What Is Merchandising?
Merchandising is the promotion of goods and/or services that are available for retail sale. Merchandising includes the determination of quantities, setting prices for goods and services, creating display designs, developing marketing strategies, and establishing discounts or coupons. More broadly, merchandising may refer to retail sales itself, that is the provision of goods to end-user consumers.
Cycles of merchandising are specific to cultures and climates. These cycles may accommodate school schedules and incorporate regional and seasonal holidays as well as the predicted impact of weather.
The word merchandise comes from the Old French word marchandise, from marchand or merchant.
How Merchandising Works
Merchandising can take on different and more specific definitions in regard to different aspects of retail sales. For example, in marketing, merchandising can refer to the use of one product, image or brand to sell another product, image, or brand.
Since retailers may or may not be producers of the goods they sell, measuring the gross value of all sales provides insight into the company’s performance. This is especially true in the customer-to-customer market, where the retailer serves as a third-party mechanism for connecting buyers and sellers without actually participating as either.
Merchandising may also provide value to retailers in the consignment sector, as they never officially purchase their inventory. Even though the items are often housed within a company’s retail location, the business functions as the authorized reseller, often for a fee, of another person’s or entity’s merchandise or property. Generally, they are never the true owner of the items, as the person or entity that placed the item on consignment may return and claim the item if they so choose.
Gross merchandise value is the total value of merchandise sold over a given period of time through a customer-to-customer exchange site. It is a measure of the growth of the business, or use of the site to sell merchandise owned by others.
- Merchandising, broadly speaking, is synonymous with retail sales where businesses sell products to consumers.
- Merchandising, more narrowly, may refer to the marketing, promotion, and advertising of products intended for retail sale.
- Technology is changing the face of merchandising, with electronic point-of-sale terminals to targeted and personalized mobile ads.
Retail Cycles in the United States
In the United States, the routine retail cycle starts at the beginning of January. During this time, merchandising includes the promotion of Valentine's Day and St. Patrick's Day products and related items or services. Shortly following this, Presidents' Day is represented through special sales and discounts.

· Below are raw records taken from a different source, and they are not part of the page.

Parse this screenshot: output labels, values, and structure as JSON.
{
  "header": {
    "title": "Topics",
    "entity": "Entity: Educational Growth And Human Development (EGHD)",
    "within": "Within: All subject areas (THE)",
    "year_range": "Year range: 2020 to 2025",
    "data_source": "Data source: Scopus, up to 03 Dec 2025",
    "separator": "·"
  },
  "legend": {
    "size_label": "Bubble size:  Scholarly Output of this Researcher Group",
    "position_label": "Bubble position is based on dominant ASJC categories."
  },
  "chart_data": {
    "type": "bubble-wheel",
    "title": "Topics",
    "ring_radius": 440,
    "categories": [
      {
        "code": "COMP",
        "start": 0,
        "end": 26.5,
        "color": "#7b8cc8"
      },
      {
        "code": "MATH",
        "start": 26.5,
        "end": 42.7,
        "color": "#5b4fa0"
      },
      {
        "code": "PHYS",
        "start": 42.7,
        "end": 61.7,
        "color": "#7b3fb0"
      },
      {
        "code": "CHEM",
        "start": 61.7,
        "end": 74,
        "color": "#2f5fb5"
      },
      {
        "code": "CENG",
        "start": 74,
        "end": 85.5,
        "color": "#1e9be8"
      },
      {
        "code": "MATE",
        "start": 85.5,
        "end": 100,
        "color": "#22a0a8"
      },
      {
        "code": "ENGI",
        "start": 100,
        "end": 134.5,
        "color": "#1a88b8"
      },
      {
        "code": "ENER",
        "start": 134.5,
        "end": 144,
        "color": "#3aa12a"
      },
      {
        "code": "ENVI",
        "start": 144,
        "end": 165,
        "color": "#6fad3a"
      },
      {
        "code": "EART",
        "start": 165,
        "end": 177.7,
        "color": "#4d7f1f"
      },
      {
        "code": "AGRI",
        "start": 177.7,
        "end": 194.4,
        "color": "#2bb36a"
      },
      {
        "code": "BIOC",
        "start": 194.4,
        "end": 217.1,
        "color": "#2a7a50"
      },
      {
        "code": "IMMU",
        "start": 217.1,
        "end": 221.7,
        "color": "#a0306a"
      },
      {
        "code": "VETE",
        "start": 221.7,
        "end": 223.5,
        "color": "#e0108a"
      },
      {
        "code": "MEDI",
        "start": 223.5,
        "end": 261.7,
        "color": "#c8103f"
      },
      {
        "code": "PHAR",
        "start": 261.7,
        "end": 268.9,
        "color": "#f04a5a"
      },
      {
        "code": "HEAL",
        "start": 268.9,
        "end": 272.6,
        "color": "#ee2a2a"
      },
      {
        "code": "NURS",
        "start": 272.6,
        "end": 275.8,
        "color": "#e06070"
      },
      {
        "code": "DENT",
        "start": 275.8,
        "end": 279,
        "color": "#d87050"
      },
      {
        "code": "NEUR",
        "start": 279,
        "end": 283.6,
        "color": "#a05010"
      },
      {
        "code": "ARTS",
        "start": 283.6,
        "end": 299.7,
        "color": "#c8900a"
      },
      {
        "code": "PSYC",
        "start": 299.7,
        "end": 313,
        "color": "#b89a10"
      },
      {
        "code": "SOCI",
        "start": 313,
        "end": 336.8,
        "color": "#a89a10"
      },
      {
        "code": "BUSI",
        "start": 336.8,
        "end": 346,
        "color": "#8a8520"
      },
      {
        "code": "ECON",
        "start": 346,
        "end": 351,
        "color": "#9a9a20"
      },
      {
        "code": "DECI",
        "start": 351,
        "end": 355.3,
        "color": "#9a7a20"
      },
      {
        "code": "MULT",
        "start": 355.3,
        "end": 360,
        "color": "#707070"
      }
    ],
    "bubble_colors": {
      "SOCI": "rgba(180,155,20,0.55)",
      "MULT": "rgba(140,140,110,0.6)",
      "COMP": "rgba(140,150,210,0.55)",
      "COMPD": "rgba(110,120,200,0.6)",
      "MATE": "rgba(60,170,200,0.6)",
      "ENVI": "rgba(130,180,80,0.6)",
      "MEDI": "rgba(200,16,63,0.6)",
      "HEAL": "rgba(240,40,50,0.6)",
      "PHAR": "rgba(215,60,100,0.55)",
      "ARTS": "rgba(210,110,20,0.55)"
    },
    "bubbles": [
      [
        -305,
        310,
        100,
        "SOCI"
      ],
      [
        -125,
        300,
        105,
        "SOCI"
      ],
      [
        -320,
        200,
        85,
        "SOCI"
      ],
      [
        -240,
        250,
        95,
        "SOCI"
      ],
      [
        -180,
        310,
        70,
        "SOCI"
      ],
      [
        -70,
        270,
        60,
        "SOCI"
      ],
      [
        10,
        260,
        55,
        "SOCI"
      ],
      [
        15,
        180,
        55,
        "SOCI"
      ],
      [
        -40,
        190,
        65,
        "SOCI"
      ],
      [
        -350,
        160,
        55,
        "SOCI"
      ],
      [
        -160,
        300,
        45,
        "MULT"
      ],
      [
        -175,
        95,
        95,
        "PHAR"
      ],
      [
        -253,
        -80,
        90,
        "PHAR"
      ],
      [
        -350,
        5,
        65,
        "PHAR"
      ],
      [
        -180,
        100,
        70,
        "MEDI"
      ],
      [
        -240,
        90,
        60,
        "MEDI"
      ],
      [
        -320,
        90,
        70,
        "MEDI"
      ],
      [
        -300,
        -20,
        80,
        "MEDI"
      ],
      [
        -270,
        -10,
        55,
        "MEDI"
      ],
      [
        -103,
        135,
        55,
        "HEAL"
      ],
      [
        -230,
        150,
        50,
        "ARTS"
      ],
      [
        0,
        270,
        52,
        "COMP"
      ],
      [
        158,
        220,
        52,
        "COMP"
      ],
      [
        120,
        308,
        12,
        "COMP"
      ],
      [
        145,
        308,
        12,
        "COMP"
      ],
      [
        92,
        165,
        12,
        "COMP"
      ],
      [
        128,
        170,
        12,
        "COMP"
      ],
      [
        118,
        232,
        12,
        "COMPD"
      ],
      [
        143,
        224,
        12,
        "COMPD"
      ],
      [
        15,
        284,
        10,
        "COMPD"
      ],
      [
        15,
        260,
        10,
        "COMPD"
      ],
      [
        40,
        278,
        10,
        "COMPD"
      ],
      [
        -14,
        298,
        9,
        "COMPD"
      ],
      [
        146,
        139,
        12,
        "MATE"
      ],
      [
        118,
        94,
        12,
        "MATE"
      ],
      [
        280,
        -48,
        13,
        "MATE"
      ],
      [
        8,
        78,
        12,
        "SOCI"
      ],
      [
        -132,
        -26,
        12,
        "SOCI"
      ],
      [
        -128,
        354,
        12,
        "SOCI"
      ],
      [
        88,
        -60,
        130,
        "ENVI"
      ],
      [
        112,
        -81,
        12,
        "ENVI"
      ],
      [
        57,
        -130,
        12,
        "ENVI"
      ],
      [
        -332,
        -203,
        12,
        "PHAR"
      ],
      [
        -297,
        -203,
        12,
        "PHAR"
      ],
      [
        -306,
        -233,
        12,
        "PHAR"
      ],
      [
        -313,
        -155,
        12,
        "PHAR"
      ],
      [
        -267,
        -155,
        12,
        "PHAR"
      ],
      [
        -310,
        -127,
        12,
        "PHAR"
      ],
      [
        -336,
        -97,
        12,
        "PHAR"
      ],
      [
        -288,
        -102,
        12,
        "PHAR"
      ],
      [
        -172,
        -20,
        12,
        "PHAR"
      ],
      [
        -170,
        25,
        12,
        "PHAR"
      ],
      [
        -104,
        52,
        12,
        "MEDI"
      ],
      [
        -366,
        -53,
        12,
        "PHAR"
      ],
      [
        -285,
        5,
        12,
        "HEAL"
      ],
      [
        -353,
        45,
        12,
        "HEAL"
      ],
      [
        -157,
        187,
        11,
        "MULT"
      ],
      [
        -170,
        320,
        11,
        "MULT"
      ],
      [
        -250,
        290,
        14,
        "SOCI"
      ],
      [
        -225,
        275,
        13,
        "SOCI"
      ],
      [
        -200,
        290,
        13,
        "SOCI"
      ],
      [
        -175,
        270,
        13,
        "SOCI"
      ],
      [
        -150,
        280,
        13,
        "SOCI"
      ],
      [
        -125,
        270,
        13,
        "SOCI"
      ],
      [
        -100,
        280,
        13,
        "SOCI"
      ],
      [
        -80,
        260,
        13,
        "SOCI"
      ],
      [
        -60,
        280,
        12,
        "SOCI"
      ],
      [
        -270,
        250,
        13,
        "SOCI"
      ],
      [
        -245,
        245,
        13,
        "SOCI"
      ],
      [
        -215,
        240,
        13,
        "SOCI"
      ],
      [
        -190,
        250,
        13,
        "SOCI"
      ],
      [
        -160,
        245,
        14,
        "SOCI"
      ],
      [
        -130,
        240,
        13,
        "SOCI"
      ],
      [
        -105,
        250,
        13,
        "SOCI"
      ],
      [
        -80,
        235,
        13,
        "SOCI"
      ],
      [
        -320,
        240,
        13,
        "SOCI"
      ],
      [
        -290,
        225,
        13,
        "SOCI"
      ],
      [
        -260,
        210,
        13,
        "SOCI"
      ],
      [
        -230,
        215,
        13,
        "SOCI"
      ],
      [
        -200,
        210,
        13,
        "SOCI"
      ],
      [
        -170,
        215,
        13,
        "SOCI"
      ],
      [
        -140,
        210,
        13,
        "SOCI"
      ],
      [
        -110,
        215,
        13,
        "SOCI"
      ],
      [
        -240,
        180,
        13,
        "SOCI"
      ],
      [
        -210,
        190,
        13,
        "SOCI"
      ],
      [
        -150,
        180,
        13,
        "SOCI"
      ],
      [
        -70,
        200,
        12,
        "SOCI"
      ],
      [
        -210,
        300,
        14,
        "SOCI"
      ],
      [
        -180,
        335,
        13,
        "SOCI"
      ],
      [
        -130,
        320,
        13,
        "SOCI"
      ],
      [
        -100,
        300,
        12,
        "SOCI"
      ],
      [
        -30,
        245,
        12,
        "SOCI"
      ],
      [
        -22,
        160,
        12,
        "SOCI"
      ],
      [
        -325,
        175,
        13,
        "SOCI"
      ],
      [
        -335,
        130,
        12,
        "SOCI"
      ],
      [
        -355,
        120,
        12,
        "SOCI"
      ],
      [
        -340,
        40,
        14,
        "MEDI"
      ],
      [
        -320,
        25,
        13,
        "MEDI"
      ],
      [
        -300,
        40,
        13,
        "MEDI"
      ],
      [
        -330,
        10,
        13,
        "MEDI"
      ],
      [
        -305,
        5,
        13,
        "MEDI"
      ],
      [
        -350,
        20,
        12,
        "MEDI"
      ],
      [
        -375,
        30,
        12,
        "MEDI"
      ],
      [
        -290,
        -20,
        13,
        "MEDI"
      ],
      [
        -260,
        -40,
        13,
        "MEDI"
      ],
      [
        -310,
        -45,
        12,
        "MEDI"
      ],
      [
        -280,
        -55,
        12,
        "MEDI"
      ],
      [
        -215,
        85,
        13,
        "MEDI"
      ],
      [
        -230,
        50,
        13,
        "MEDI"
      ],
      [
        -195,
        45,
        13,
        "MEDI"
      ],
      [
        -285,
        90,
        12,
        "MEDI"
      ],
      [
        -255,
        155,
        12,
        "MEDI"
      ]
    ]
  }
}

The next major holiday in the United States is Easter. During this time, not only the holiday is promoted, but springtime and associated warmer weather are accounted for. Most promoted products at that time of year include clothing items appropriate for warmer weather in addition to tools and other items suited for outdoor activities, such as gardening and picnics. These items are typically made available mid-winter and heavily marketed and promoted to move such items from shelves to make room for the next batch of products.
The cycle continues through the rest of the year in the same manner, accounting for Mother's Day, Memorial Day, graduation season, Father's Day, the Fourth of July, Labor Day, Halloween, Thanksgiving, and Christmas.
Merchandising typically varies within retail chains but will vary greatly, depending upon the region of the country and within states themselves.
The Changing Face of Merchandising
All around the world, but most notably in the United States, the reality of merchandising is getting an update. The roles and rules of merchandising are experiencing an evolution. Chief merchants, formerly concerned mainly with selection and presentation of products, now have broader accountability and a heavier hand in customer experience, as well as the development of design and talent related to display and marketing design.
Because consumer savvy is broadening and technology is playing such a massive role in merchandising, companies need to stay ahead of consumers’ expectations. Innovation and experimentation have a central role in retailers' merchandising strategies.
Merchandising Company vs. Service Company
As the name suggests, a merchandising company engages in the sale of tangible goods to consumers. These businesses incur costs, such as labor and materials, to present and ultimately sell products. Service companies do not sell tangible goods to produce income; rather, they provide services to customers or clients who value their innovation and expertise. Examples of service companies include consultants, accountants, financial planners, and insurance providers.